Istanbul: les images mentent


dimanche 27 mars 2011

Paroles de Stambouliotes


Malgré ce que j'avais entendu dire, les gens d'ici parlent très mal anglais dans l'ensemble, et communiquer avec eux se révèle difficile. C'est l'une des raisons pour lesquelles je ne me sens pas à l'aise à Istanbul: je n'ai pas l'habitude de ne pas pouvoir me faire comprendre lorsque je voyage, et ça me gêne vraiment. Quelques échanges amusants (ou pas...) avec les autochtones.

Jeudi soir, dans une rue commerçante située au-dessus de la tour de Galata. Nous revenons de dîner au Konak Café; il est déjà tard mais quelques boutiques restent ouvertes. Je m'arrête dans l'une d'elles pour acheter un magnet représentant le drapeau turc. "Vous venez d'où?" me demande le vendeur. Ma réponse éclaire son visage d'un grand sourire. "Ah, j'aime beaucoup la France! Il y a cinq ans, votre juge de l'Eurovision a donné 12 points à la Turquie, alors depuis, j'aime beaucoup la France!" A quoi ça tient tout de même, l'entente entre les peuples...

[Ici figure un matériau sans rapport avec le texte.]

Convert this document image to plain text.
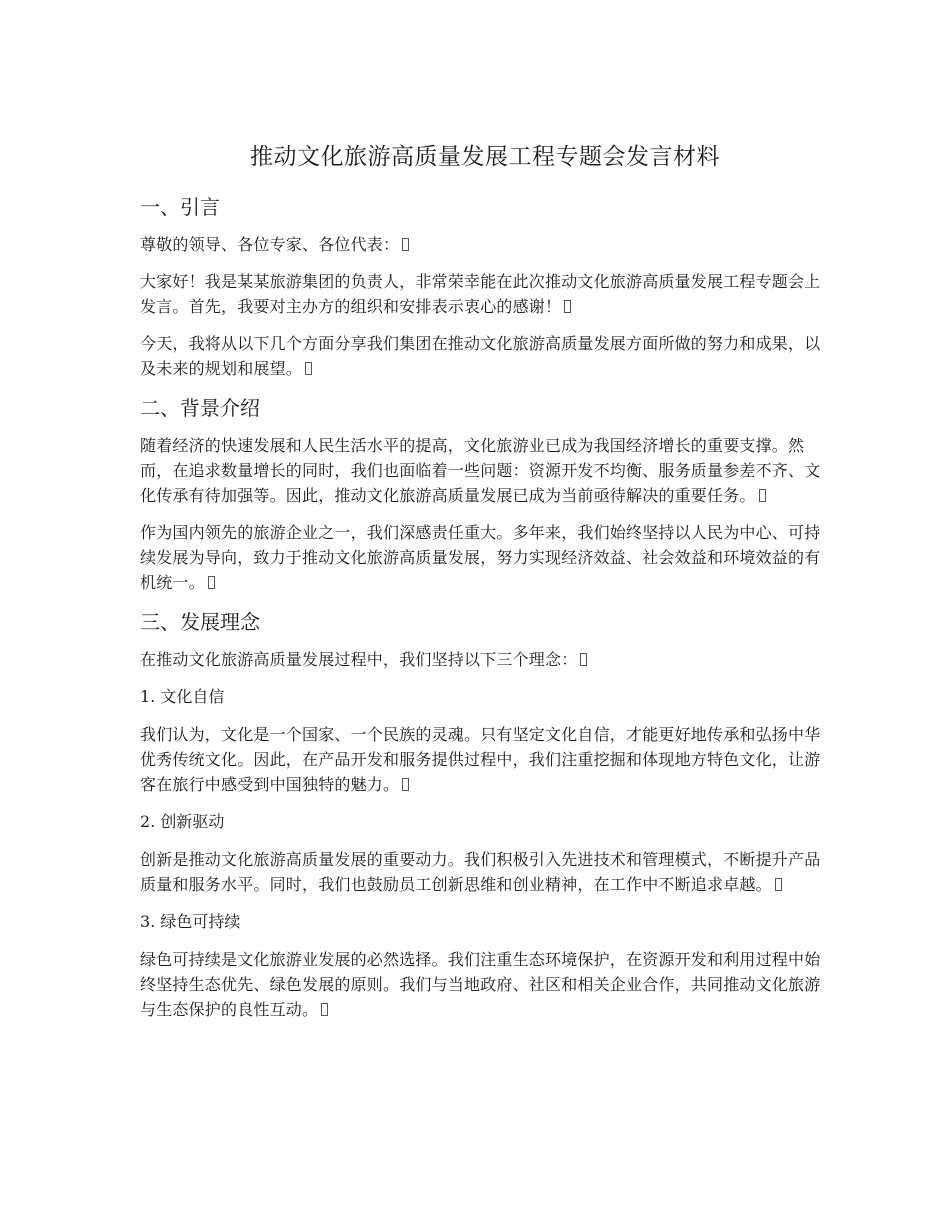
推动文化旅游高质量发展工程专题会发言材料
一、引言

尊敬的领导、各位专家、各位代表：

大家好！我是某某旅游集团的负责人，非常荣幸能在此次推动文化旅游高质量发展工程专题会上发言。首先，我要对主办方的组织和安排表示衷心的感谢！

今天，我将从以下几个方面分享我们集团在推动文化旅游高质量发展方面所做的努力和成果，以及未来的规划和展望。

二、背景介绍

随着经济的快速发展和人民生活水平的提高，文化旅游业已成为我国经济增长的重要支撑。然而，在追求数量增长的同时，我们也面临着一些问题：资源开发不均衡、服务质量参差不齐、文化传承有待加强等。因此，推动文化旅游高质量发展已成为当前亟待解决的重要任务。

作为国内领先的旅游企业之一，我们深感责任重大。多年来，我们始终坚持以人民为中心、可持续发展为导向，致力于推动文化旅游高质量发展，努力实现经济效益、社会效益和环境效益的有机统一。

三、发展理念

在推动文化旅游高质量发展过程中，我们坚持以下三个理念：

1. 文化自信

我们认为，文化是一个国家、一个民族的灵魂。只有坚定文化自信，才能更好地传承和弘扬中华优秀传统文化。因此，在产品开发和服务提供过程中，我们注重挖掘和体现地方特色文化，让游客在旅行中感受到中国独特的魅力。

2. 创新驱动

创新是推动文化旅游高质量发展的重要动力。我们积极引入先进技术和管理模式，不断提升产品质量和服务水平。同时，我们也鼓励员工创新思维和创业精神，在工作中不断追求卓越。

3. 绿色可持续

绿色可持续是文化旅游业发展的必然选择。我们注重生态环境保护，在资源开发和利用过程中始终坚持生态优先、绿色发展的原则。我们与当地政府、社区和相关企业合作，共同推动文化旅游与生态保护的良性互动。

Vendredi en fin de journée, dans le bazar égyptien. Je m'approche d'un étal couvert de lampes d'Aladin miniatures et commence à examiner l'une d'elles. Le vendeur me promet qu'elle exaucera trois voeux à condition que je les fasse tous à la fois et sans les partager avec personne. Pendant que j'hésite, et pensant sans doute me flatter pour m'inciter à acheter sa marchandise, il s'exclame: "Vous ressemblez à Nana Mouskouri!". Dire ça à une femme qui s'apprête péniblement à passer le cap de la quarantaine le lendemain, ce n'est pas une gaffe, c'est de la cruauté mentale. Note à moi-même: filer chez le coiffeur dès mon retour à Bruxelles.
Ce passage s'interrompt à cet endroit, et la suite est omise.